To sum up, the technical problems of rebuilding the world, the problems that seem insurmountable, will turn out to be trivial: there is enough knowledge and resources to accomplish that task. But whether we are able to do it is another thing. The modern world begins by discovering—or rather inventing—the autonomous individual; the self-made made man who has no connections save contractual ones freely chosen and broken at will, for indeed there can be nothing higher than than individual will. Such a man is already half-way to being a zombie. And we must admit to ourselves, that we are all zombies, to some degree we are influenced by the technologies of persuasion and “need-creation.” We are all people who feel a need to work to buy what we don’t need, and then to discover new needs, which we must work even harder to fill. The modernist project ends with post-modernism, and with the true zombie, that is, with the creation of emptiness.
On a practical level, we need to first prepare ourselves. We must know what we really want and buy—or make—only what we really need. Growing a tomato is an act of resistance; fixing a car rather than buying a new one throws a wrench into the system. And making your own music defeats the entertainment industry, while entertaining your children and your neighbors defeats the whole wicked world. Educating one’s children, with or without the dubious help of the schools defeats both government and industry. And all of these provide the seeds from which a new economy, and a new civilization, a liturgical civilization, can be built, one that will fill the zombies and make them human again, and us as well.
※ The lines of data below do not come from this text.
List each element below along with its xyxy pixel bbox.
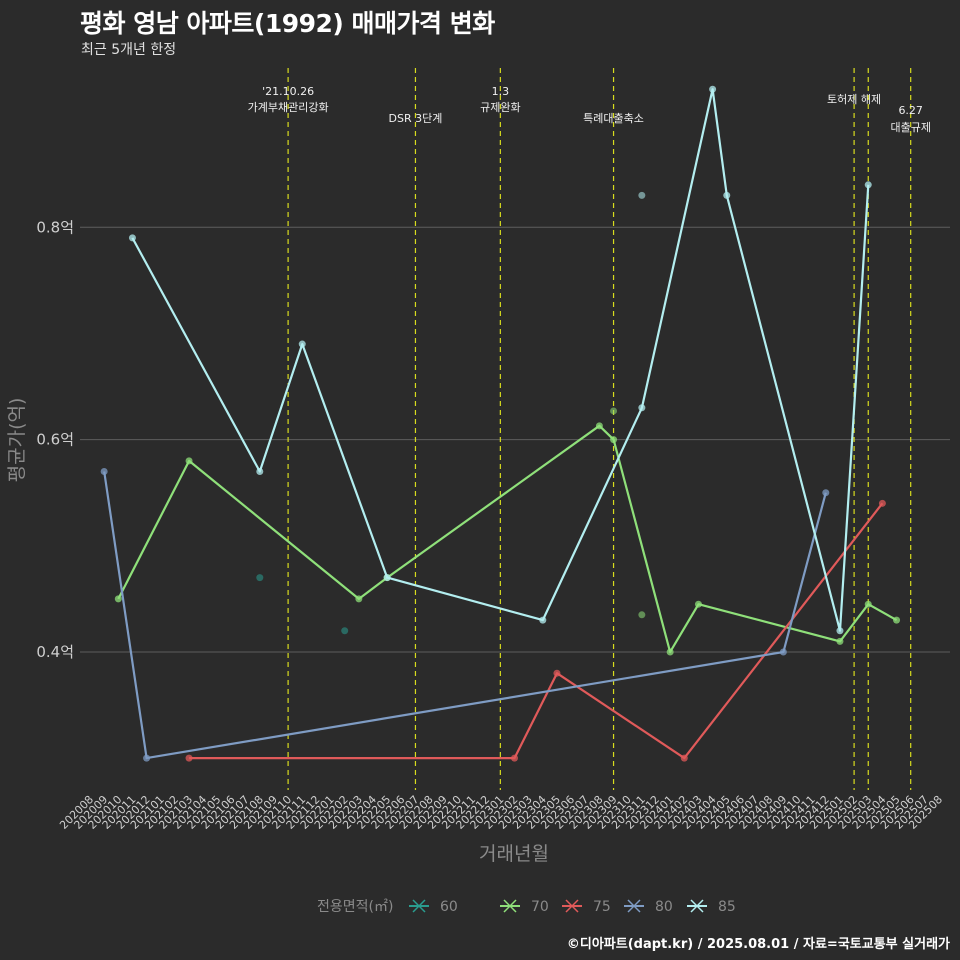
y-axis-title: 평균가(억) [6,398,28,483]
data-point-70 [836,637,844,645]
data-point-70 [355,595,363,603]
data-point-70 [595,422,603,430]
event-label: '21.10.26 [262,85,314,98]
data-point-85 [383,574,391,582]
y-tick-label: 0.8억 [36,218,74,236]
chart-title: 평화 영남 아파트(1992) 매매가격 변화 [80,9,495,38]
data-point-85 [836,627,844,635]
event-label: 대출규제 [890,121,930,134]
data-point-75 [553,669,561,677]
data-point-70 [114,595,122,603]
event-label: 규제완화 [480,101,520,114]
series-line-80 [103,471,827,760]
data-point-70 [666,648,674,656]
data-point-75 [680,754,688,762]
legend-marker-70 [503,899,517,913]
legend-label-85: 85 [718,899,736,915]
x-axis-ticks: 2020082020092020102020112020122021012021… [57,793,945,832]
data-point-85 [864,181,872,189]
data-point-85 [539,616,547,624]
event-label: 특례대출축소 [583,112,644,125]
scatter-point-85 [638,191,646,199]
data-point-70 [893,616,901,624]
y-tick-label: 0.4억 [36,643,74,661]
data-point-85 [709,85,717,93]
data-point-85 [128,234,136,242]
data-point-75 [878,499,886,507]
x-axis-title: 거래년월 [479,843,549,865]
legend-marker-75 [565,899,579,913]
y-tick-label: 0.6억 [36,431,74,449]
event-label: 1.3 [492,85,510,98]
data-point-70 [694,600,702,608]
scatter-point-60 [341,627,349,635]
series-line-75 [189,502,884,760]
scatter-point-70 [638,611,646,619]
chart-subtitle: 최근 5개년 한정 [81,42,177,58]
event-label: DSR 3단계 [389,112,443,125]
data-point-70 [864,600,872,608]
event-label: 6.27 [898,104,923,117]
data-point-85 [256,467,264,475]
y-axis-ticks: 0.4억 0.6억 0.8억 [36,218,74,661]
legend-marker-80 [627,899,641,913]
data-point-75 [185,754,193,762]
data-point-80 [779,648,787,656]
legend-label-80: 80 [655,899,673,915]
scatter-point-60 [256,574,264,582]
legend-label-75: 75 [593,899,611,915]
legend: 전용면적(㎡) 60 70 75 80 85 [317,899,736,915]
data-point-80 [143,754,151,762]
data-point-70 [610,436,618,444]
data-point-85 [723,191,731,199]
legend-marker-85 [690,899,704,913]
legend-title: 전용면적(㎡) [317,899,393,915]
event-label: 가계부채관리강화 [248,101,329,114]
series-line-70 [117,424,898,654]
event-label: 토허제 해제 [827,92,881,106]
source-credit: ©디아파트(dapt.kr) / 2025.08.01 / 자료=국토교통부 실… [566,937,950,952]
legend-label-70: 70 [531,899,549,915]
data-point-80 [822,489,830,497]
data-point-85 [638,404,646,412]
data-point-75 [511,754,518,762]
legend-label-60: 60 [440,899,458,915]
series-lines [100,85,901,762]
legend-marker-60 [412,899,426,913]
data-point-80 [100,467,108,475]
data-point-85 [298,340,306,348]
scatter-point-70 [610,407,618,415]
series-line-85 [131,88,870,632]
gridlines [80,226,950,653]
data-point-70 [185,457,193,465]
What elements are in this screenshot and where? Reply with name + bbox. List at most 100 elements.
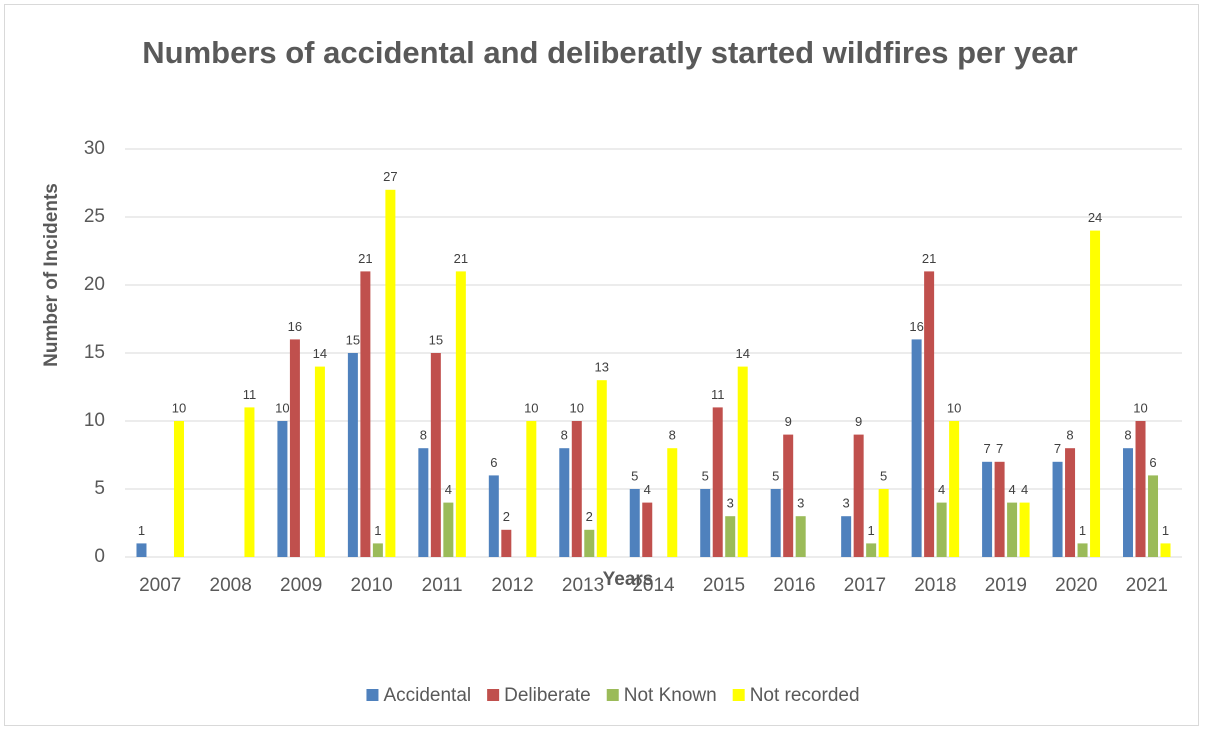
data-label: 4 [1008, 482, 1015, 497]
legend-swatch [606, 689, 619, 701]
x-tick-label: 2018 [914, 575, 956, 596]
bar [584, 529, 595, 557]
data-label: 14 [313, 346, 327, 361]
bar [430, 353, 441, 557]
data-label: 10 [275, 400, 289, 415]
data-label: 21 [358, 251, 372, 266]
legend-swatch [732, 689, 745, 701]
data-label: 2 [503, 509, 510, 524]
x-tick-label: 2008 [210, 575, 252, 596]
data-label: 10 [524, 400, 538, 415]
data-label: 16 [909, 319, 923, 334]
x-tick-label: 2016 [773, 575, 815, 596]
bar [501, 529, 512, 557]
data-label: 4 [445, 482, 452, 497]
y-tick-label: 15 [84, 342, 105, 363]
data-label: 14 [735, 346, 749, 361]
chart-title: Numbers of accidental and deliberatly st… [142, 35, 1078, 70]
bar [488, 475, 499, 557]
legend-item: Accidental [366, 685, 471, 706]
data-label: 1 [868, 523, 875, 538]
bar [911, 339, 922, 557]
y-tick-label: 5 [94, 478, 105, 499]
bar [173, 421, 184, 557]
data-label: 6 [1149, 455, 1156, 470]
bar [841, 516, 852, 557]
data-label: 1 [1162, 523, 1169, 538]
bar [949, 421, 960, 557]
data-label: 15 [429, 332, 443, 347]
data-label: 2 [586, 509, 593, 524]
bar [136, 543, 147, 557]
bar [737, 366, 748, 557]
bar [642, 502, 653, 557]
data-label: 11 [711, 387, 725, 402]
data-label: 27 [383, 169, 397, 184]
data-label: 7 [996, 441, 1003, 456]
bar [725, 516, 736, 557]
bar [277, 421, 288, 557]
x-tick-label: 2014 [632, 575, 675, 596]
legend-label: Deliberate [504, 685, 591, 706]
x-tick-label: 2012 [491, 575, 533, 596]
x-tick-label: 2019 [985, 575, 1027, 596]
data-label: 24 [1088, 210, 1102, 225]
data-label: 9 [785, 414, 792, 429]
data-label: 5 [702, 468, 709, 483]
data-label: 1 [138, 523, 145, 538]
bar [783, 434, 794, 557]
bar [314, 366, 325, 557]
x-tick-label: 2011 [422, 575, 463, 596]
bar [360, 271, 371, 557]
data-label: 3 [843, 496, 850, 511]
data-label: 8 [669, 428, 676, 443]
bar [667, 448, 678, 557]
bar [924, 271, 935, 557]
data-label: 5 [880, 468, 887, 483]
bar [1090, 230, 1101, 557]
x-tick-label: 2013 [562, 575, 604, 596]
bar [571, 421, 582, 557]
legend-item: Not recorded [732, 685, 860, 706]
data-label: 1 [1079, 523, 1086, 538]
data-label: 15 [346, 332, 360, 347]
y-tick-label: 0 [94, 546, 105, 567]
bar [982, 461, 993, 557]
data-label: 3 [727, 496, 734, 511]
bar [1019, 502, 1030, 557]
data-label: 10 [1133, 400, 1147, 415]
data-label: 10 [172, 400, 186, 415]
bar [629, 489, 640, 557]
bar [596, 380, 607, 557]
bar [1052, 461, 1063, 557]
y-axis-title: Number of Incidents [41, 183, 62, 367]
bar [712, 407, 723, 557]
data-label: 7 [983, 441, 990, 456]
bar [455, 271, 466, 557]
data-label: 13 [595, 360, 609, 375]
bar [418, 448, 429, 557]
legend-swatch [487, 689, 500, 701]
bar [770, 489, 781, 557]
bar [1148, 475, 1159, 557]
bar [443, 502, 454, 557]
bar [994, 461, 1005, 557]
data-label: 5 [772, 468, 779, 483]
data-label: 21 [454, 251, 468, 266]
bar [372, 543, 383, 557]
data-label: 8 [1066, 428, 1073, 443]
bar [1077, 543, 1088, 557]
data-label: 3 [797, 496, 804, 511]
x-axis-title: Years [603, 569, 654, 590]
data-label: 8 [561, 428, 568, 443]
data-label: 4 [1021, 482, 1028, 497]
bar [1135, 421, 1146, 557]
legend-label: Accidental [383, 685, 471, 706]
x-tick-label: 2009 [280, 575, 322, 596]
bar [936, 502, 947, 557]
bar [347, 353, 358, 557]
legend-label: Not Known [624, 685, 717, 706]
bar [385, 189, 396, 558]
x-tick-label: 2015 [703, 575, 745, 596]
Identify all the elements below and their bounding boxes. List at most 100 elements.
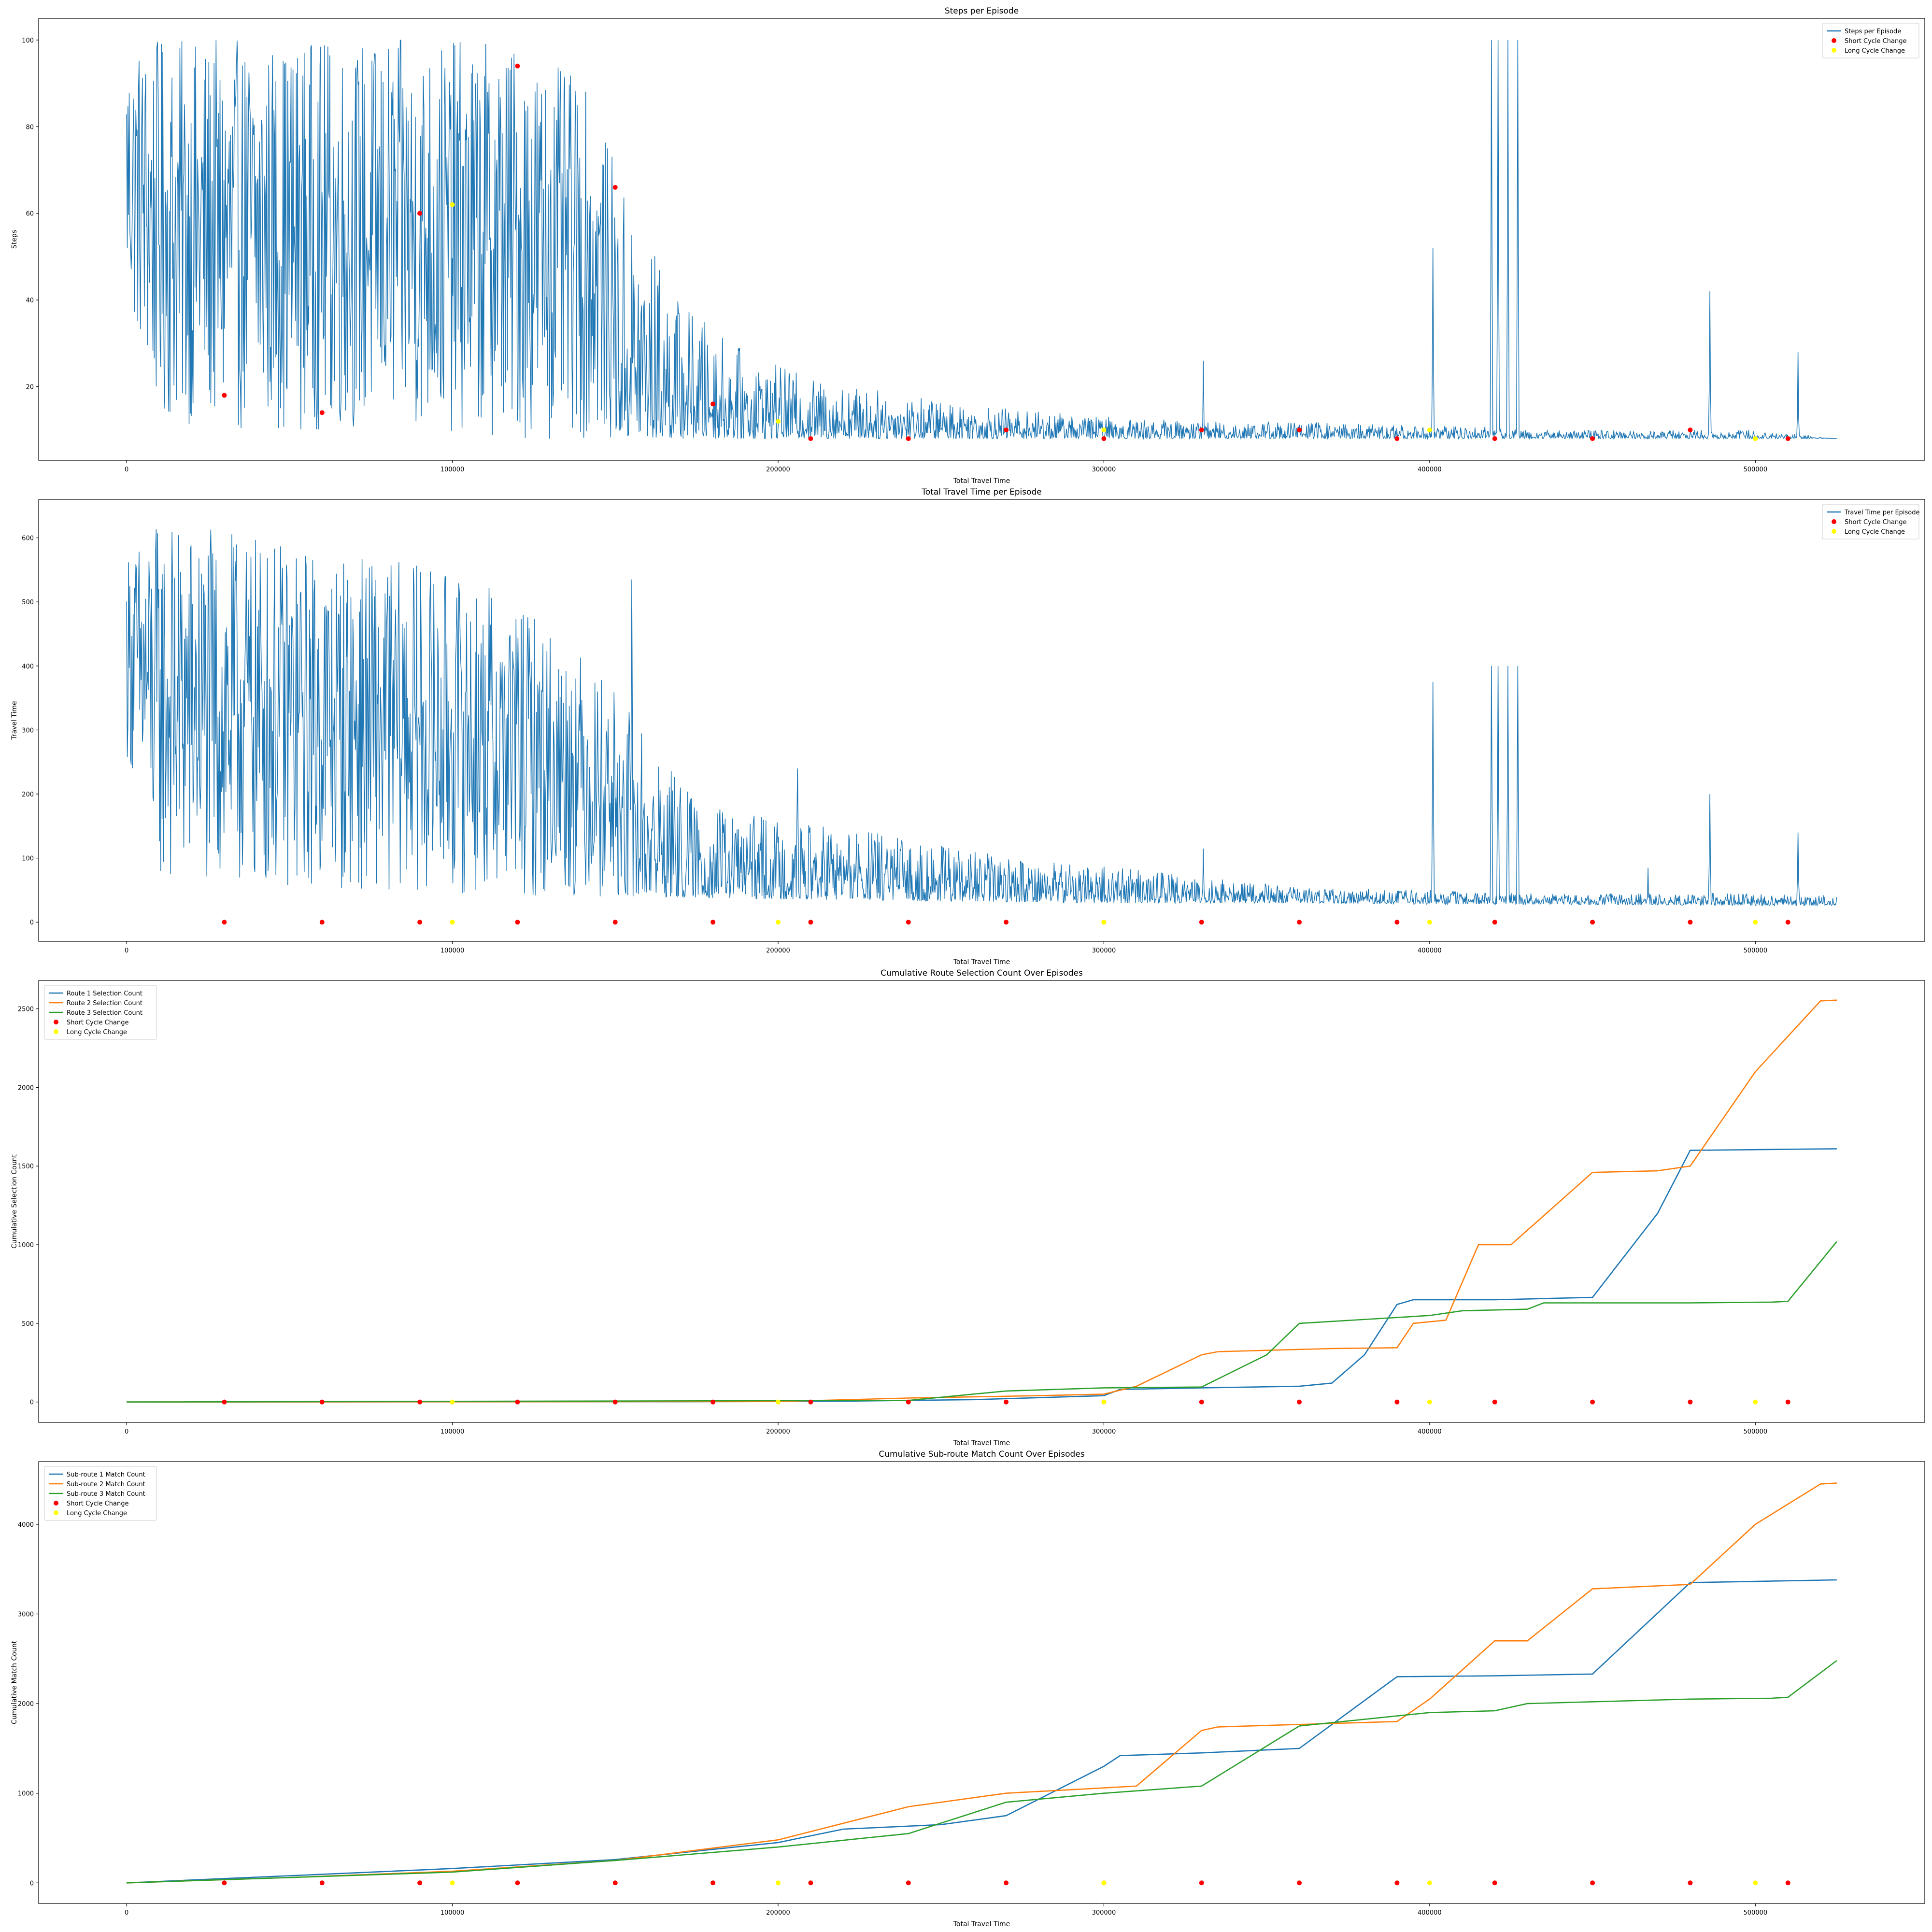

We need to be looking around our neighborhoods and areas for resources to solve all the problems when the professional problem-solvers no longer can. If we look closely, we are likely to find more than we suspect. But mostly, we need to be looking at our neighborhoods to find our neighbors; all too often our neighborhoods are not at all neighborly, but rather anonymous and temporary housing, not real places but only real estate. By finding real neighbors, we will find real solutions. And here I make the assertion that to find anything real is to find something genuinely Christian. And only in a real Christianity will we build a real world.
To conclude, I say again, let us be of good cheer. To be sure, we must be realistic about the dangers we face and the hardships we will, no doubt, endure. There will be a certain madness abroad in the world, and this is unavoidable in times like these. People, deprived of comfort and customs, and anxious over the next meal or a place to sleep, will at least be mad, and likely prone to madness. But they are unlikely to fall victim to mere ideology, and we may have it in our power to calm their anxiety. And I suspect that we will discover that the things we will have to give up are not things that we really wanted anyway, and that what we stand to gain is what we were always looking for. And what we gain, we may give, and give to our fellow-zombies, who in their true emptiness of heart want only to be filled with the truth. This, I suspect, is our vocation, our calling, and this is our moment.